В самом же Ташкенте появление Моны Ли вызывало такой живой интерес горожан, что Псоу попросил у руководства республики выделить милиционера — для обеспечения порядка. Над Вольдемаром сначала посмеялись, но, увидев Мону Ли, начальник городского отдела милиции, почмокав губами, выделил аж двоих.
Со дня на день ждали, что прилетит Марченко, нога которой уже зажила, но Лариса Борисовна оттягивала свой приезд — она любила солнце, но совмещенное с купанием в море, а «пустыня, дружочек мой, — говорила она по телефону Псоу, — для верблюдов!» И хохотала своим, пронзительно уходящим вверх, почти в звучание колокольчиков, смехом. Который, впрочем, многие находили вульгарным и неприятным.

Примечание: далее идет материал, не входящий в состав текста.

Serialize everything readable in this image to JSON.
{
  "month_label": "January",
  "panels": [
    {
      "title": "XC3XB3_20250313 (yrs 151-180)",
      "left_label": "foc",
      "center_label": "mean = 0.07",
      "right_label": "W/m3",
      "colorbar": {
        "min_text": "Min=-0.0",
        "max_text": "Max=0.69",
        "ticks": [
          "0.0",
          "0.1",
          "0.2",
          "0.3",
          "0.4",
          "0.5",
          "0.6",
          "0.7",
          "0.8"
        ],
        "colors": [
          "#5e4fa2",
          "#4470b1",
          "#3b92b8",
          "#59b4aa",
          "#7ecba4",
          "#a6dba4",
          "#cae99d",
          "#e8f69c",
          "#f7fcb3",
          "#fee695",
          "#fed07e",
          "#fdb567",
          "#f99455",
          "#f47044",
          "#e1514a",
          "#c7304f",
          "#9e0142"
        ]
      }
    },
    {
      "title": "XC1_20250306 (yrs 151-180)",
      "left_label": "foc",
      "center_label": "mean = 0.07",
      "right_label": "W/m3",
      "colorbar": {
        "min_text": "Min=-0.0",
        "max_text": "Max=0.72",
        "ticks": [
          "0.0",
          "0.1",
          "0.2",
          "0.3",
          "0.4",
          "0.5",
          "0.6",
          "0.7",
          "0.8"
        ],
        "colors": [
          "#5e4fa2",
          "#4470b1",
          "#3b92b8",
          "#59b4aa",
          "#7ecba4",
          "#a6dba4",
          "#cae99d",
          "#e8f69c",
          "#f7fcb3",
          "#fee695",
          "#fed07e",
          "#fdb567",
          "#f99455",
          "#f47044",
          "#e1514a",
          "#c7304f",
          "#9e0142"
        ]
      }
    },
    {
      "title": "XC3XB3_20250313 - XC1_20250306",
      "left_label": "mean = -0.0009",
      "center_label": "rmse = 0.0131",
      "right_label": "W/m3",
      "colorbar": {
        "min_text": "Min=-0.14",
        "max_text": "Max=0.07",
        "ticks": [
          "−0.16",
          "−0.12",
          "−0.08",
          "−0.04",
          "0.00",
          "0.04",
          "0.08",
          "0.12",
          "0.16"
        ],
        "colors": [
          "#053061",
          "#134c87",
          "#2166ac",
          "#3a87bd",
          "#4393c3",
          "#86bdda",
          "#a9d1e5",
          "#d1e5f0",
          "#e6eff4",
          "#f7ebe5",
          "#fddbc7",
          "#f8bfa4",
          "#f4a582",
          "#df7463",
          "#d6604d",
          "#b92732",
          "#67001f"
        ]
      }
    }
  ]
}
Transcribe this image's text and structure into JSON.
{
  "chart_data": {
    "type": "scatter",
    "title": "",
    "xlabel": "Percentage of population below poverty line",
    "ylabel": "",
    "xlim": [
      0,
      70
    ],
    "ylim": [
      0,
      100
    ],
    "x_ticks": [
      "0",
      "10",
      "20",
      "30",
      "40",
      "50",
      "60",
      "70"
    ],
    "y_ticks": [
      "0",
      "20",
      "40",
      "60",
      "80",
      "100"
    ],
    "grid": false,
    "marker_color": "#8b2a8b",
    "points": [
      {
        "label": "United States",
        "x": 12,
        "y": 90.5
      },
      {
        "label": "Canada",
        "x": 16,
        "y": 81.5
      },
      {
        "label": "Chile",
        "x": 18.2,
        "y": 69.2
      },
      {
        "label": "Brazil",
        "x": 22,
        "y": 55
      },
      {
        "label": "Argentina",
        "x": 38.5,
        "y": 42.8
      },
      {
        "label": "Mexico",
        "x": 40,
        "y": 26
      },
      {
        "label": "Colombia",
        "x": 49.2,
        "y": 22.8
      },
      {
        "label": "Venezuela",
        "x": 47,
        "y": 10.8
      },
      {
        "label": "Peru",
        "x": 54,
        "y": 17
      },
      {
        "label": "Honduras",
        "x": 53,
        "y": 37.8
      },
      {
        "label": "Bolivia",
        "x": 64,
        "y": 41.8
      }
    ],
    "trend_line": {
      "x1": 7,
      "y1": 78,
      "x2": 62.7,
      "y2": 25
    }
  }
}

Когда палящий дневной зной сменялся вечерним, дрожащим от испарений асфальта, съемочная группа высыпала на лоджии гостиницы, чтобы полюбоваться видом прекрасного города и разглядеть, если повезет, Тянь-Шаньские отроги. Натуру снимали в долине реки Чирчик, и, увидев воду, все вздохнули, как будто увидали океан. Псоу сорвал голос, пока кричал в мегафон, — всем приготовиться к началу съемок! Он задумал снять сцену с тигром, безмятежно дремлющим под чинарой, но, ни местный Зоопарк, ни частные владельцы хищников, переговоры с которыми велись тайно и через посредников, не дали своего согласия.
— Восток — дело тонкое, — не переставал повторять Эдик, который мечтал об одном — скорее вернуться в Москву. Чужая страна, со своими, непонятными законами, с непривычно тяжким климатом, жирная еда, кок-чай, голубая глазурь минаретов, вся роскошь восточных базаров, преувеличенно громкая речь — все это изумляло, восхищало и утомляло.
Мона Ли попросила Пал Палыча купить ей шелковое платье, шальвары по щиколотку и мягкие туфли с узкими носками, а девочки-гримеры заплели ей косички, после чего она стала привлекать к себе еще большее внимание. На базаре ей подарили «киз дуппи» — девичью тюбетейку, и сразу все женщины из съемочной группы надели тюбетейки.
Министерство культуры Республики принимало дорогих гостей из Москвы по высшему разряду. Начиная от бесконечных банкетов в ресторанах, приглашений в гости, на концерты народных ансамблей Узбекистана до вежливого совместного просмотра спектаклей русской классики в Драмтеатре имени Горького. Лёня Северский, изображал на «бис» беседу актеров театра имени Хамзы:
— Э-э-э-! Юсупова, как ты можешь мать Ленин играть? Што-што такой? Пачему не могу? Э-э-э, — с таким усам! Ты только Сталин играть! — Эта сценка, подслушанная Лёней на репетиции в театре, обросла чудовищными подробностями, и зрители просто умирали от смеха, икали и плакали.